Variance in the outcome of the overall model is indicated by the R-squared metric of the model. In the given model, R-squared equals 0.0121 i.e. 1.21% of the variance in the outcome in explained by the overall model.

- Identify which independent variables are statistically significant in the model and interpret the coefficients. Assume that “2.Gender” means females and the coefficient is interpreted relative to males. Also assume that “CalcAge” variable is a continuous variable and each unit is one year, and “NtcEarn” is a continuous variable.

If we take our significance level as 0.05, at that level “Gender” and “CalcAge” are the only statistically significant variables. To interpret them, Gender has a positive coefficient which would imply that females are more likely to have a higher transfer GPA. Age has a small negative coefficient which implies that younger folks are likely to have a higher GPA than older students. So, for a unit increase in age of the transfer student, there is a -0.007 decrease in the student’s GPA.

Next researchers added a fourth variable to the regression model: remediation participation prior to transfer (“RemPreTran”); the Stata output below displays the results of this regression model with the four independent variables. Assume that “1.RemPreTran” means participation in remediation prior to transfer and the coefficient is interpreted relative to students who did not participate in remediation. Use this output to answer the questions below.

Using the R-squared of the model, 8.42% of the variance in the outcome is explained by the overall model.

- What percentage of the variance in the outcome (i.e., variance in transfer GPA) is explained by remediation participation prior to transfer?

If we assume that there is no correlation between “Gender”, “CalcAge” and “RemPreTran”, then the increase in R-squared of the second model over the previous model can be attributed to “RemPreTran”. Therefore, 7.21% of the variance in the outcome is explained by the remedial participation prior to transfer.

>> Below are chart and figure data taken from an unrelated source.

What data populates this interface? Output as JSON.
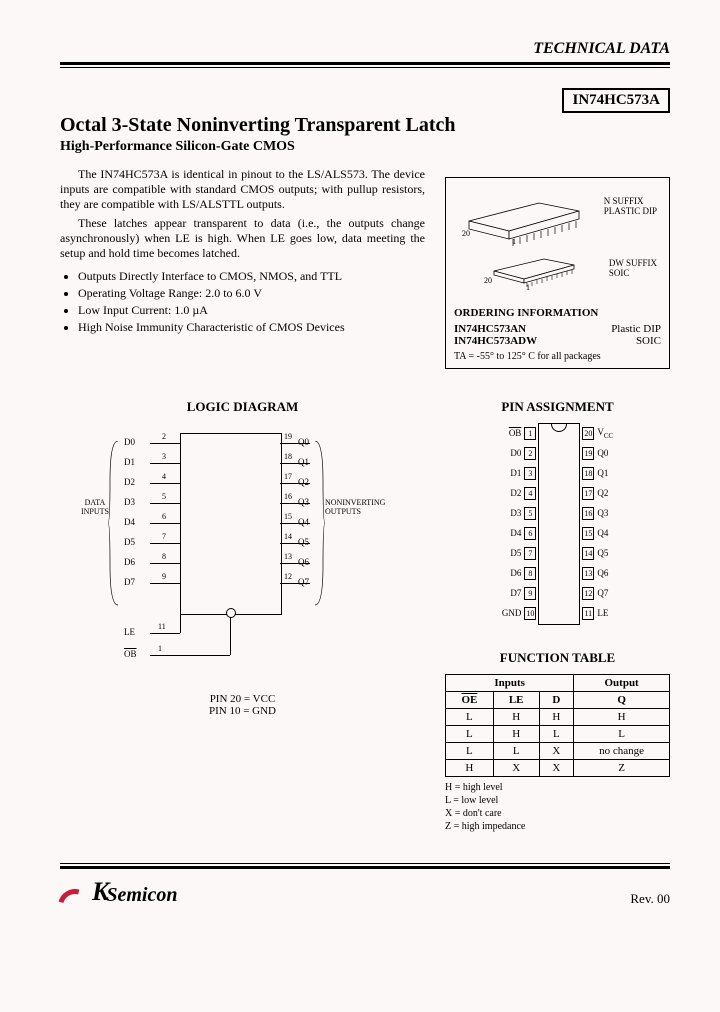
{
  "header": {
    "section": "TECHNICAL DATA"
  },
  "part": {
    "number": "IN74HC573A"
  },
  "title": {
    "main": "Octal 3-State Noninverting Transparent Latch",
    "sub": "High-Performance Silicon-Gate CMOS"
  },
  "description": {
    "p1": "The IN74HC573A is identical in pinout to the LS/ALS573. The device inputs are compatible with standard CMOS outputs; with pullup resistors, they are compatible with LS/ALSTTL outputs.",
    "p2": "These latches appear transparent to data (i.e., the outputs change asynchronously) when LE is high. When LE goes low, data meeting the setup and hold time becomes latched."
  },
  "features": [
    "Outputs Directly Interface to CMOS, NMOS, and TTL",
    "Operating Voltage Range: 2.0 to 6.0 V",
    "Low Input Current: 1.0 µA",
    "High Noise Immunity Characteristic of CMOS Devices"
  ],
  "package": {
    "n_suffix": "N SUFFIX",
    "n_type": "PLASTIC DIP",
    "dw_suffix": "DW SUFFIX",
    "dw_type": "SOIC",
    "pin20": "20",
    "pin1": "1"
  },
  "ordering": {
    "title": "ORDERING INFORMATION",
    "rows": [
      {
        "pn": "IN74HC573AN",
        "pkg": "Plastic DIP"
      },
      {
        "pn": "IN74HC573ADW",
        "pkg": "SOIC"
      }
    ],
    "temp": "TA = -55° to 125° C for all packages"
  },
  "logic": {
    "title": "LOGIC DIAGRAM",
    "left_label": "DATA INPUTS",
    "right_label": "NONINVERTING OUTPUTS",
    "inputs": [
      {
        "name": "D0",
        "pin": "2"
      },
      {
        "name": "D1",
        "pin": "3"
      },
      {
        "name": "D2",
        "pin": "4"
      },
      {
        "name": "D3",
        "pin": "5"
      },
      {
        "name": "D4",
        "pin": "6"
      },
      {
        "name": "D5",
        "pin": "7"
      },
      {
        "name": "D6",
        "pin": "8"
      },
      {
        "name": "D7",
        "pin": "9"
      }
    ],
    "outputs": [
      {
        "name": "Q0",
        "pin": "19"
      },
      {
        "name": "Q1",
        "pin": "18"
      },
      {
        "name": "Q2",
        "pin": "17"
      },
      {
        "name": "Q3",
        "pin": "16"
      },
      {
        "name": "Q4",
        "pin": "15"
      },
      {
        "name": "Q5",
        "pin": "14"
      },
      {
        "name": "Q6",
        "pin": "13"
      },
      {
        "name": "Q7",
        "pin": "12"
      }
    ],
    "le": {
      "name": "LE",
      "pin": "11"
    },
    "ob": {
      "name": "OB",
      "pin": "1"
    },
    "notes": [
      "PIN 20 = VCC",
      "PIN 10 = GND"
    ]
  },
  "pinout": {
    "title": "PIN ASSIGNMENT",
    "left": [
      {
        "n": "1",
        "lbl": "OB"
      },
      {
        "n": "2",
        "lbl": "D0"
      },
      {
        "n": "3",
        "lbl": "D1"
      },
      {
        "n": "4",
        "lbl": "D2"
      },
      {
        "n": "5",
        "lbl": "D3"
      },
      {
        "n": "6",
        "lbl": "D4"
      },
      {
        "n": "7",
        "lbl": "D5"
      },
      {
        "n": "8",
        "lbl": "D6"
      },
      {
        "n": "9",
        "lbl": "D7"
      },
      {
        "n": "10",
        "lbl": "GND"
      }
    ],
    "right": [
      {
        "n": "20",
        "lbl": "VCC"
      },
      {
        "n": "19",
        "lbl": "Q0"
      },
      {
        "n": "18",
        "lbl": "Q1"
      },
      {
        "n": "17",
        "lbl": "Q2"
      },
      {
        "n": "16",
        "lbl": "Q3"
      },
      {
        "n": "15",
        "lbl": "Q4"
      },
      {
        "n": "14",
        "lbl": "Q5"
      },
      {
        "n": "13",
        "lbl": "Q6"
      },
      {
        "n": "12",
        "lbl": "Q7"
      },
      {
        "n": "11",
        "lbl": "LE"
      }
    ]
  },
  "functable": {
    "title": "FUNCTION TABLE",
    "group_headers": {
      "inputs": "Inputs",
      "output": "Output"
    },
    "headers": [
      "OE",
      "LE",
      "D",
      "Q"
    ],
    "rows": [
      [
        "L",
        "H",
        "H",
        "H"
      ],
      [
        "L",
        "H",
        "L",
        "L"
      ],
      [
        "L",
        "L",
        "X",
        "no change"
      ],
      [
        "H",
        "X",
        "X",
        "Z"
      ]
    ],
    "legend": [
      "H = high level",
      "L = low level",
      "X = don't care",
      "Z = high impedance"
    ]
  },
  "footer": {
    "logo_text": "Semicon",
    "logo_k": "K",
    "rev": "Rev. 00"
  }
}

- Identify which independent variables are statistically significant in the model and interpret the coefficients.

Using a 0.05 significance level, “Gender”,”CalcAge” and “RemPreTran” are the statistically significant variables in the model. Continuing the answer from Question2 , “RemPreTran” has a negative coefficient, which shows that participation in remedial coursework has a negative impact on the GPA of the transfer students.